The question is whether the public will be swayed by this extraordinarily
lopsided coverage, or will they see this as just more evidence of a partisan
news media taking sides.

++++

METHODOLOGY: To determine the spin of news coverage, our analysts tallied all
explicitly evaluative statements about each candidate from either reporters,
anchors or non-partisan sources such as experts or voters. Evaluations from
partisan sources, as well as neutral statements, were not included.
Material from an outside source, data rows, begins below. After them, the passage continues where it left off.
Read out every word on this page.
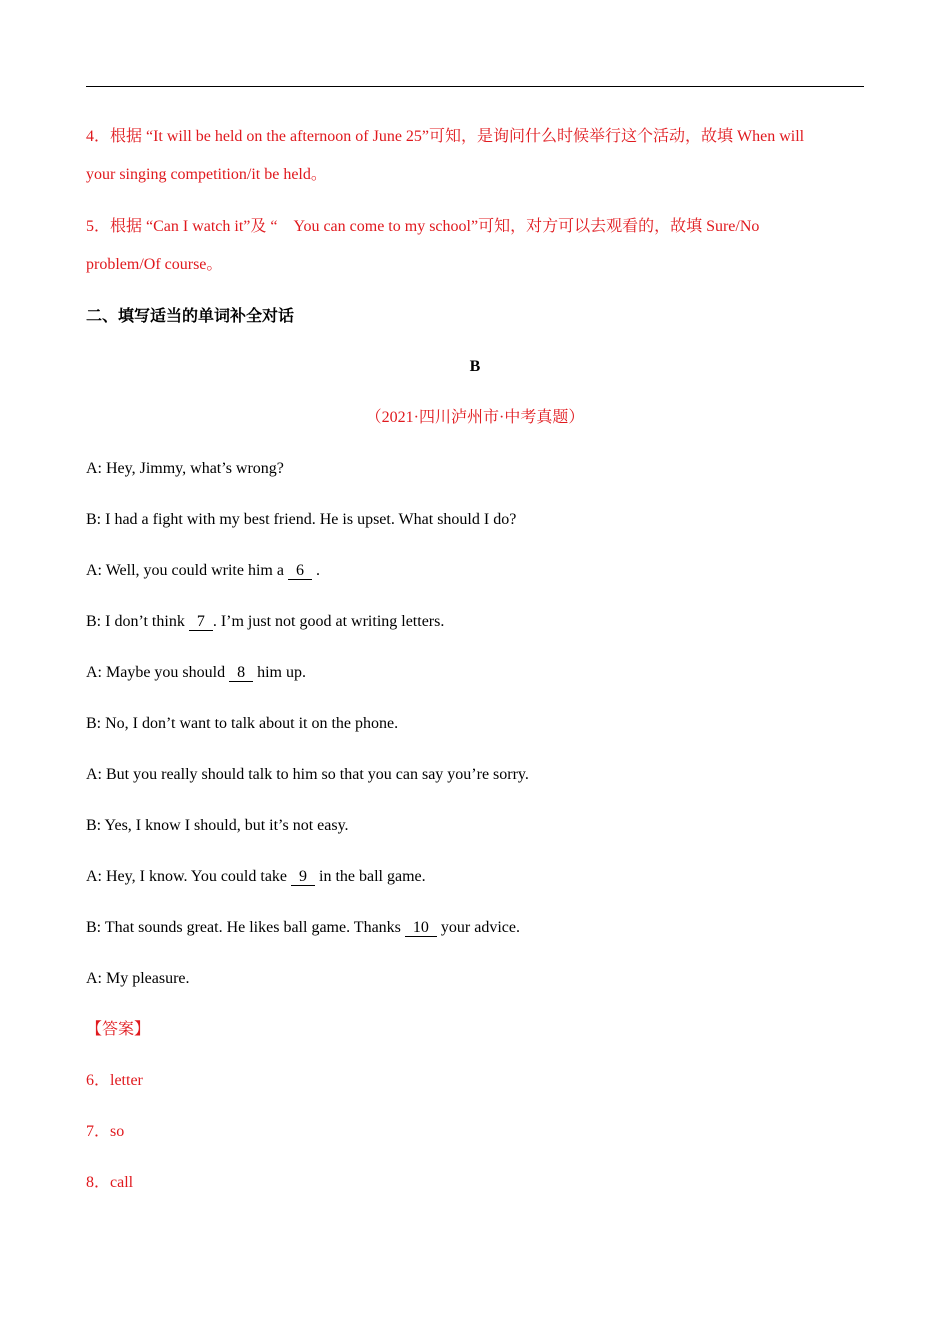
4．根据 “It will be held on the afternoon of June 25”可知，是询问什么时候举行这个活动，故填 When will
your singing competition/it be held。
5．根据 “Can I watch it”及 “　You can come to my school”可知，对方可以去观看的，故填 Sure/No
problem/Of course。
二、填写适当的单词补全对话
B
（2021·四川泸州市·中考真题）
A: Hey, Jimmy, what’s wrong?
B: I had a fight with my best friend. He is upset. What should I do?
A: Well, you could write him a 6 .
B: I don’t think 7 . I’m just not good at writing letters.
A: Maybe you should 8 him up.
B: No, I don’t want to talk about it on the phone.
A: But you really should talk to him so that you can say you’re sorry.
B: Yes, I know I should, but it’s not easy.
A: Hey, I know. You could take 9 in the ball game.
B: That sounds great. He likes ball game. Thanks 10 your advice.
A: My pleasure.
【答案】
6．letter
7．so
8．call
As we did in 2016 and 2020, we separated personal evaluations of each
candidate from statements about their prospects in the campaign horse race
(i.e., standings in the polls, chances to win, etc.). While such comments can
have an effect on voters (creating a bandwagon effect for those seen as
winning, or demoralizing the supports of those portrayed as losing), they are
not “good press” or “bad press” as understood by media scholars as far back
as Michael Robinson’s groundbreaking research on the 1980 presidential
campaign.

--
Let's go Brandon!
Governor Swill
2024-08-21 13:32:44 UTC
Permalink
Post by Ubiquitous
2024 presidential race four weeks ago, the liberal networks have delivered an
unprecedented boost of positive publicity to his successor in the race, Vice
President Kamala Harris. Not only has Harris received 66% more airtime than
former President Donald Trump, but the spin of Harris’s coverage has been
more positive (84%) than any other major party nominee, even as Trump’s
coverage has been nearly entirely hostile (89% negative).
In 2016, Trump received vastly more media attention than Clinton. While CNN
would broadcast Trump rallies in twenty to thirty minute segments, Clinton was
lucky to get more than a quote and five minute report.